4️⃣ Fiqh al-Wāqi’ & Maqāṣid: Syarat Sah Fatwa
🧠 Seorang mufti tidak hanya membawa dalil, tapi juga:
-
Membaca realitas lapangan.
-
Menimbang maslahat dan mafsadah.
-
Mengukur kekuatan dan kelemahan mukallaf.
Fatwa yang benar harus memadukan:
-
al-ḥukm al-‘ām (hukum umum)
-
ḥāl al-mukallaf (kondisi spesifik)
-
ma’ālāt al-af‘āl (konsekuensi penerapan)
📌 Dalam kasus ini, fatwa berfungsi sebagai alat tadarruj (pendekatan bertahap) — bukan alat pemaksaan instan yang memutus harapan.

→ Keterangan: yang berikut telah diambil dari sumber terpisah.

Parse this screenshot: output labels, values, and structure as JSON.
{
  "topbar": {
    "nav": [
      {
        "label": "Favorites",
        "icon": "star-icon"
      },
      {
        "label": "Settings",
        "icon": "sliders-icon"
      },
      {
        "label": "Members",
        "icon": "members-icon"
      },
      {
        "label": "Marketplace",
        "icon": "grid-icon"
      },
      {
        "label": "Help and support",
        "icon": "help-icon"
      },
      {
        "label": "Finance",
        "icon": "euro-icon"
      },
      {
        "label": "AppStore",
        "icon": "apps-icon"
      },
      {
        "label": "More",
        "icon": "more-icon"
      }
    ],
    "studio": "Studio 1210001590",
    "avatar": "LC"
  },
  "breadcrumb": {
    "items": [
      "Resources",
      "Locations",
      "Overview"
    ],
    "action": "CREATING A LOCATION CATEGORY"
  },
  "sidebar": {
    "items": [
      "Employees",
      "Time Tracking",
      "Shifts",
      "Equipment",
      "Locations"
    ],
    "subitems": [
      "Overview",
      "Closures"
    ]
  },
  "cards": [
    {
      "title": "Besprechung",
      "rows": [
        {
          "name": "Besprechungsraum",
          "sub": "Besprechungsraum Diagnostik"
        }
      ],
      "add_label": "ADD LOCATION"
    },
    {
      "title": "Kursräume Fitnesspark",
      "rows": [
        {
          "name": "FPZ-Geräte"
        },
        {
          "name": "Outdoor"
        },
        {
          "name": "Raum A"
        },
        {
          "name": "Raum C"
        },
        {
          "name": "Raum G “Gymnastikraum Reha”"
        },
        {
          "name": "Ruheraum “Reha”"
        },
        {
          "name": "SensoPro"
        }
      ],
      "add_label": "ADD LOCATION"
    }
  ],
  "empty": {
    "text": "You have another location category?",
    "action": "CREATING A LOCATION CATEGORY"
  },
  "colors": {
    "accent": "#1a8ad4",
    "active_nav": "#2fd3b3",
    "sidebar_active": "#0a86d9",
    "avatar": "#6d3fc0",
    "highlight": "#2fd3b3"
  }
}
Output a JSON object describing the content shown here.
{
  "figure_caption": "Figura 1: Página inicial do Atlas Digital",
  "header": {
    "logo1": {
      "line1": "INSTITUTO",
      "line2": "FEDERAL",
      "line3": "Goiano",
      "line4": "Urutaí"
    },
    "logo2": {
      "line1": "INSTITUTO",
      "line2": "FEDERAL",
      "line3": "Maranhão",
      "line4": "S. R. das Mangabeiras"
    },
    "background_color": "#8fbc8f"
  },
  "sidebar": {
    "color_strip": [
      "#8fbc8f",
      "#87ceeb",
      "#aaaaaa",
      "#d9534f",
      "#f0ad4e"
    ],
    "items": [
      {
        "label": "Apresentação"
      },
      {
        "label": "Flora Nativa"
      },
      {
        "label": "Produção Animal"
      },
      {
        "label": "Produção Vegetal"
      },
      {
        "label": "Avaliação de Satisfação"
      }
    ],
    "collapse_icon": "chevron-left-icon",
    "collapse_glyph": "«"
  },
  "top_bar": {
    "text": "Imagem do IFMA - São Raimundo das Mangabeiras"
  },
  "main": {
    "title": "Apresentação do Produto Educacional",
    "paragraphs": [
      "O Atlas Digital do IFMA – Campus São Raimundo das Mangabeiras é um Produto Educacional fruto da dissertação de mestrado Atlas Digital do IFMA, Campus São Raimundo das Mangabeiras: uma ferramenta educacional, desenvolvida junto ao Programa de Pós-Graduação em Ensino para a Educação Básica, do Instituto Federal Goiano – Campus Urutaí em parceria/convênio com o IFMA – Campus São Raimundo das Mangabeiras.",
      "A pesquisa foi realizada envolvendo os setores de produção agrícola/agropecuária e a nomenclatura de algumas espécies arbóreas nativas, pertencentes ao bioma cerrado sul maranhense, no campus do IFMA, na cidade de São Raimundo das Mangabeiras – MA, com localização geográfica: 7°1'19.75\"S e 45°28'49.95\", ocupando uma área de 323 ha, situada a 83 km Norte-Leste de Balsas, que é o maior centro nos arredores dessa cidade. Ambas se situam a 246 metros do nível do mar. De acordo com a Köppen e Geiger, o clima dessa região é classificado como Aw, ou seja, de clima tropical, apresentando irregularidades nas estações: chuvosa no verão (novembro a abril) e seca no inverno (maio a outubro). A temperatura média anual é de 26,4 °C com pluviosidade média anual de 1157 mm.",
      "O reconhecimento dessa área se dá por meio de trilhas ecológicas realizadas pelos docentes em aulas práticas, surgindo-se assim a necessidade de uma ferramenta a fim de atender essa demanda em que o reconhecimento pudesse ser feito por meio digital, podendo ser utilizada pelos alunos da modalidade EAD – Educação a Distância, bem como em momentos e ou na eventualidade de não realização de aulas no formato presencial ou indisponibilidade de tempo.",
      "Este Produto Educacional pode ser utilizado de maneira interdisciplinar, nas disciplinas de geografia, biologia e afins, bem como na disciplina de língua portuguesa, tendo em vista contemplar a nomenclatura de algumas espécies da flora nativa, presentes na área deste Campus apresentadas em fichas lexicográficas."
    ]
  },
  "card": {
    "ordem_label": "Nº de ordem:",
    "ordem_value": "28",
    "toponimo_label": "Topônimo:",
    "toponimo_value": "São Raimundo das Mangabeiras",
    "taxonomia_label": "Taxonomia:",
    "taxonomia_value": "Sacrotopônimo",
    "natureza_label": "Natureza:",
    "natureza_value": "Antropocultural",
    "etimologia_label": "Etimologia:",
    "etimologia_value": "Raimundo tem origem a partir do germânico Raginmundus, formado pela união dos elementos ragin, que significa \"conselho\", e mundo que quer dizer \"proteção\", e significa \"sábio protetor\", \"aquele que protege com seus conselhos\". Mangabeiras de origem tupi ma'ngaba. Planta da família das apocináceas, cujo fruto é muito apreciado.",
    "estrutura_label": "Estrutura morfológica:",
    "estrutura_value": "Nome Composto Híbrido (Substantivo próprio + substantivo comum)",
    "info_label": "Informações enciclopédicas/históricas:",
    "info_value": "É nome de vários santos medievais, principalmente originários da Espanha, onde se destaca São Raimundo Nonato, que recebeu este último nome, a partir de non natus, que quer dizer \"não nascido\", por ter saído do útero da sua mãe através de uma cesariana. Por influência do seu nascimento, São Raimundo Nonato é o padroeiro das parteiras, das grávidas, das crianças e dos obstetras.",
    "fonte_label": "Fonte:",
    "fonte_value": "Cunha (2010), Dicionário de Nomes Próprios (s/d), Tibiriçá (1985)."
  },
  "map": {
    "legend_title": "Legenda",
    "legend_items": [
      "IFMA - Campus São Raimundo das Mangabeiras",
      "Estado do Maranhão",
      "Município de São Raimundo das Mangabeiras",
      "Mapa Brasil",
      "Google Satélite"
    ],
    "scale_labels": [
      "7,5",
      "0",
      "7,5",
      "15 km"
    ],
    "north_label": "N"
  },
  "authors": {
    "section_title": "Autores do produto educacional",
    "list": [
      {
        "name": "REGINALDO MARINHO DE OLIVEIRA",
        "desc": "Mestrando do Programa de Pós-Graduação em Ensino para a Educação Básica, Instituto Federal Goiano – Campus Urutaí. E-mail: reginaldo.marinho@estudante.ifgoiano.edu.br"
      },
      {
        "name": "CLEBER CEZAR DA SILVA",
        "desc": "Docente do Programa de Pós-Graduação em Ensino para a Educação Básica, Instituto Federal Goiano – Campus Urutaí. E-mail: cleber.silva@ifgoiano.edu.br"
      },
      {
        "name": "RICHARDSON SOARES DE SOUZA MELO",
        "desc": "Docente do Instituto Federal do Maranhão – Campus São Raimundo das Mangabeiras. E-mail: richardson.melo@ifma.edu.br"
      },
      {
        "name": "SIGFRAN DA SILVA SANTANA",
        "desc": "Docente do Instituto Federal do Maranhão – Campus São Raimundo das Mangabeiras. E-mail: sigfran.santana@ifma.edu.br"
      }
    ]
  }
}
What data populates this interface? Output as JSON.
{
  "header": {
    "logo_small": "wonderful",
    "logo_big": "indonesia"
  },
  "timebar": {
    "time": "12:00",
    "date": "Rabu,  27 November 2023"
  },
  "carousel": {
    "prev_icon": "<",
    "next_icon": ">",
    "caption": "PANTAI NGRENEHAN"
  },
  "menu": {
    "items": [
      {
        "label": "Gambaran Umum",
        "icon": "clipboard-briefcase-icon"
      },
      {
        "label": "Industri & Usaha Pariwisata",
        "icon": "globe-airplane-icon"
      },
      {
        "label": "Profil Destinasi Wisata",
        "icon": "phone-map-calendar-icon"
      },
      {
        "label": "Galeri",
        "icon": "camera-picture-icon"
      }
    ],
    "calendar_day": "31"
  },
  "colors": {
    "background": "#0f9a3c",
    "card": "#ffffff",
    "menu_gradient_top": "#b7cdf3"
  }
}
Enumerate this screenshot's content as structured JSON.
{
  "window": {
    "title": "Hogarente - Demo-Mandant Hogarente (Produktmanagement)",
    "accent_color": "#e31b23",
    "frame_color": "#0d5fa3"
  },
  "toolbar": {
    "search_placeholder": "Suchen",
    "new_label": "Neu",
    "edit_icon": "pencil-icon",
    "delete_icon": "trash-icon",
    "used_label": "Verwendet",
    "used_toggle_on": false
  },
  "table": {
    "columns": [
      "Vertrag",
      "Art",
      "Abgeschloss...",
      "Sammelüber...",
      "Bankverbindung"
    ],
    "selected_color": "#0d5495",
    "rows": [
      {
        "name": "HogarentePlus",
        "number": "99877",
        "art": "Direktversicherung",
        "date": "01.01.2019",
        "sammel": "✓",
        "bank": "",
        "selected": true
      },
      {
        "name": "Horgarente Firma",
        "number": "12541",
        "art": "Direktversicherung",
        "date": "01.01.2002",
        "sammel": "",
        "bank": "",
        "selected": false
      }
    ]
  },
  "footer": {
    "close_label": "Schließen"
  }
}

5️⃣ Kritik untuk “Ahli Fatwa” yang Kaku & Tak Bijak
📛 Fatwa itu amanah besar, bukan ajang unjuk hafalan.
📛 Mengharamkan itu mudah — menunjukkan jalan keluar itulah ilmu.
⚠️ Fatwa kaku yang mengabaikan realitas dapat:
-
Membuat orang meninggalkan agama.
-
Menjerumuskan keluarga ke kelaparan.
-
Membuka celah kebencian terhadap syariah itu sendiri.
🗯️ "Kalau kamu cuma bisa bilang ‘haram’, tapi tak mengerti beban hidup orang, maka diam itu lebih syar’i."
Islam bukan agama yang menghancurkan manusia dengan idealisme hukum, tetapi agama yang membimbing dari gelap menuju terang, setahap demi setahap.
6️⃣ Peran Negara: Menutup Sumber Haram Harus Disertai Solusi Halal
✅ Negara wajib menutup sektor arak, judi, dan riba.
❌ Menutup tanpa menyediakan alternatif halal adalah pengkhianatan terhadap maqāṣid syarī‘ah.
Tugas negara:
-
Merancang transisi ekonomi.
-
Menyediakan pelatihan & peluang kerja baru.
-
Menjamin keamanan nafkah warga terdampak.
📜 "Tugas pemimpin bukan hanya menghukum yang salah, tapi juga membuka jalan bagi yang ingin berubah."